L’Italia ha salari tra i più bassi e carico fiscale tra i più alti
L’Italia resta in fondo alla classifica Ocse sui salari, ma sale dal 23° al 22° posto superando la Grecia. Lo rileva l’organizzazione parigina nel rapporto ‘Taxing wages’. Il salario netto medio di un single senza figli a carico in Italia è stato di 25.155 dollari nel 2010. La cifra è inferiore sia alla media Ocse (26.436 dollari), che a quella dell’Ue a 15 (30.089). Il salario lordo è stato invece di 35.847 dollari, lievemente superiore alla media Ocse (35.576), ma inferiore a quella europea (42.755). In questa classifica l’Italia è al 19° posto.
A salari bassi si aggiunge il carico fiscale, aumentato di 0,4 punti percentuali rispetto al 2009, quando si attestava al 46,5%. Il cosiddetto cuneo fiscale, che calcola la differenza tra quanto pagato dal datore di lavoro e quanto effettivamente finisce in tasca al lavoratore, in Italia è “almeno di 11 punti più alto della media Ocse per ogni tipo di famiglia” ed è al 46,9% se si considera il lavoratore single senza figli. Nella classifica dei Paesi membri dell’Ocse, aggiornata alla fine dello scorso anno, l’Italia sale così dal sesto al quinto posto per peso fiscale sugli stipendi, sorpassando l’Ungheria (46,4%) e restando dietro Belgio (55,4%), Francia (49,3%), Germania (49,1%) ed Austria (47,9%). Il Paese dove il fisco è più lieve è il Cile (7%).
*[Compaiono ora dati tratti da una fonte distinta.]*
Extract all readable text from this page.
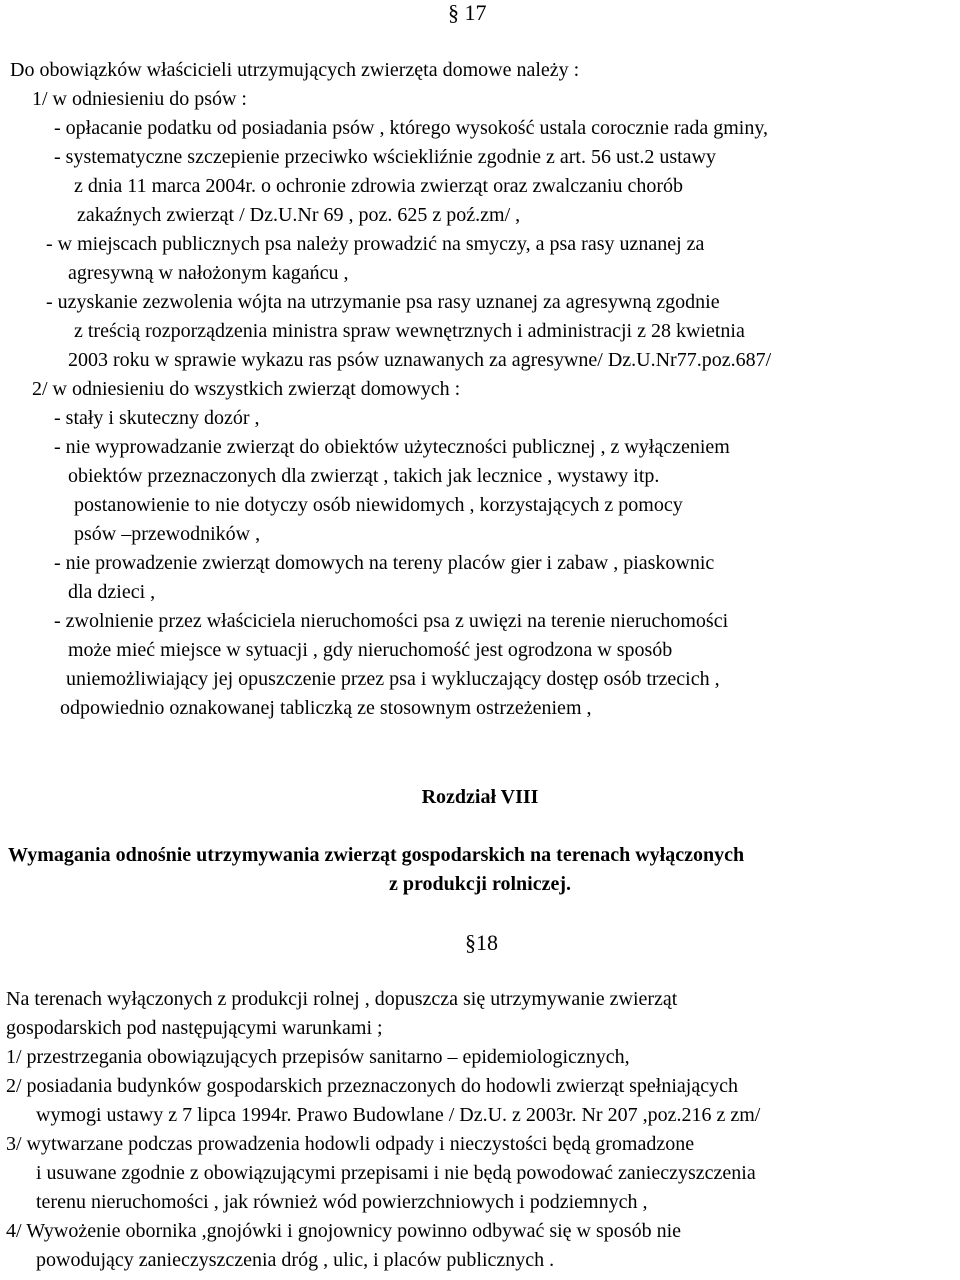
§ 17
Do obowiązków właścicieli utrzymujących zwierzęta domowe należy :
1/ w odniesieniu do psów :
- opłacanie podatku od posiadania psów , którego wysokość ustala corocznie rada gminy,
- systematyczne szczepienie przeciwko wściekliźnie zgodnie z art. 56 ust.2 ustawy
z dnia 11 marca 2004r. o ochronie zdrowia zwierząt oraz zwalczaniu chorób
zakaźnych zwierząt / Dz.U.Nr 69 , poz. 625 z poź.zm/ ,
- w miejscach publicznych psa należy prowadzić na smyczy, a psa rasy uznanej za
agresywną w nałożonym kagańcu ,
- uzyskanie zezwolenia wójta na utrzymanie psa rasy uznanej za agresywną zgodnie
z treścią rozporządzenia ministra spraw wewnętrznych i administracji z 28 kwietnia
2003 roku w sprawie wykazu ras psów uznawanych za agresywne/ Dz.U.Nr77.poz.687/
2/ w odniesieniu do wszystkich zwierząt domowych :
- stały i skuteczny dozór ,
- nie wyprowadzanie zwierząt do obiektów użyteczności publicznej , z wyłączeniem
obiektów przeznaczonych dla zwierząt , takich jak lecznice , wystawy itp.
postanowienie to nie dotyczy osób niewidomych , korzystających z pomocy
psów –przewodników ,
- nie prowadzenie zwierząt domowych na tereny placów gier i zabaw , piaskownic
dla dzieci ,
- zwolnienie przez właściciela nieruchomości psa z uwięzi na terenie nieruchomości
może mieć miejsce w sytuacji , gdy nieruchomość jest ogrodzona w sposób
uniemożliwiający jej opuszczenie przez psa i wykluczający dostęp osób trzecich ,
odpowiednio oznakowanej tabliczką ze stosownym ostrzeżeniem ,
Rozdział VIII
Wymagania odnośnie utrzymywania zwierząt gospodarskich na terenach wyłączonych
z produkcji rolniczej.
§18
Na terenach wyłączonych z produkcji rolnej , dopuszcza się utrzymywanie zwierząt
gospodarskich pod następującymi warunkami ;
1/ przestrzegania obowiązujących przepisów sanitarno – epidemiologicznych,
2/ posiadania budynków gospodarskich przeznaczonych do hodowli zwierząt spełniających
wymogi ustawy z 7 lipca 1994r. Prawo Budowlane / Dz.U. z 2003r. Nr 207 ,poz.216 z zm/
3/ wytwarzane podczas prowadzenia hodowli odpady i nieczystości będą gromadzone
i usuwane zgodnie z obowiązującymi przepisami i nie będą powodować zanieczyszczenia
terenu nieruchomości , jak również wód powierzchniowych i podziemnych ,
4/ Wywożenie obornika ,gnojówki i gnojownicy powinno odbywać się w sposób nie
powodujący zanieczyszczenia dróg , ulic, i placów publicznych .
Nel dettaglio, l’Italia sale poi dal quinto al terzo posto, con un cuneo fiscale del 37,2%, se si considera la tassazione sul salario nel caso di una famiglia monoreddito con due figli. Secondo lo studio Ocse, rispetto al 2009 emerge un incremento di 0,03 punti percentuali per i single, derivanti dall’incremento delle tasse sui redditi (+0,1 per le famiglie). La tassa sui redditi in Italia è pari al 15,4% del costo del lavoro, i contributi a carico del lavoratore (sempre single e senza figli) ammontano al 7,2% e quelli a carico del datore di lavoro al 24,3%, per un costo del lavoro totale di 47.347 Dollari (a parità di acquisto), al quattordicesimo posto tra i 33 paesi Ocse.
Se si guarda alla serie storica, salendo al 46,9% nel 2010 (dal 46,8% indicato per il 2009) il cuneo fiscale si riporta ai livelli del 2000 dopo avere toccato un minimo del 45,7% tra il 2003 e il 2005, mentre tra tutti gli altri tipi di famiglie rispetto al 2000 emerge un incremento massimo di 0,2 punti e tra i salari più bassi c’è stata una riduzione di 5,2 punti percentuali rispetto al 2000. Il cuneo fiscale nel 2010 è stato peraltro pari al 43,6% (+0,1 dal 2009 per l’aumento delle tasse sui redditi)) per i salari più bassi nel caso del single e al 27,2% (+0,2 dal 2009) per il single con due figli.
Il rapporto Ocse mette in risalto che l’inasprimento del peso fiscale sulle retribuzioni l’anno scorso ha riguardato 22 paesi sui 34 dell’organizzazione e che l’Europa che si conferma l’area dove il cuneo fiscale drena gli stipendi di oltre il 40% per i single e oltre il 30% per le famiglie con figli. Negli Stati Uniti il cuneo fiscale incide per il 29% sui single e per il 16,3% sulle famiglie con figli.
“Con la stessa pressione tributaria della Germania, gli italiani risparmierebbero 1.400 euro l’anno di tasse. In termini di gettito complessivo, sempre a parità di condizioni fiscali tra i due paesi, l’erario italiano riceverebbe 82 miliardi in meno”. A fare questa dichiarazione, dopo aver letto i risultati presentati oggi dall’Ocse, è stato il segretario della Cgia di Mestre, Giuseppe Bortolussi.
Infatti, a fronte di una pressione tributaria in italia pari al 29,1% del pil, il carico fiscale tedesco raggiunge il 23,7% del pil: praticamente 5,4 punti in meno. “Se, come dimostrano i dati Ocse, i lavoratori dipendenti presentano un livello di tassazione non più sostenibile – conclude Bortolussi – le cose non vanno certo meglio per le imprese, anzi. Sempre secondo una nostra elaborazione su dati Ifc e World bank, l’Italia presenta il record europeo di importo totale delle tasse sugli utili di impresa (68,6%). Le imprese tedesche, sempre per fare un confronto con il nostro paese, registrano un carico fiscale del 48,2% sugli utili, vale a dire 20,4 punti in meno”.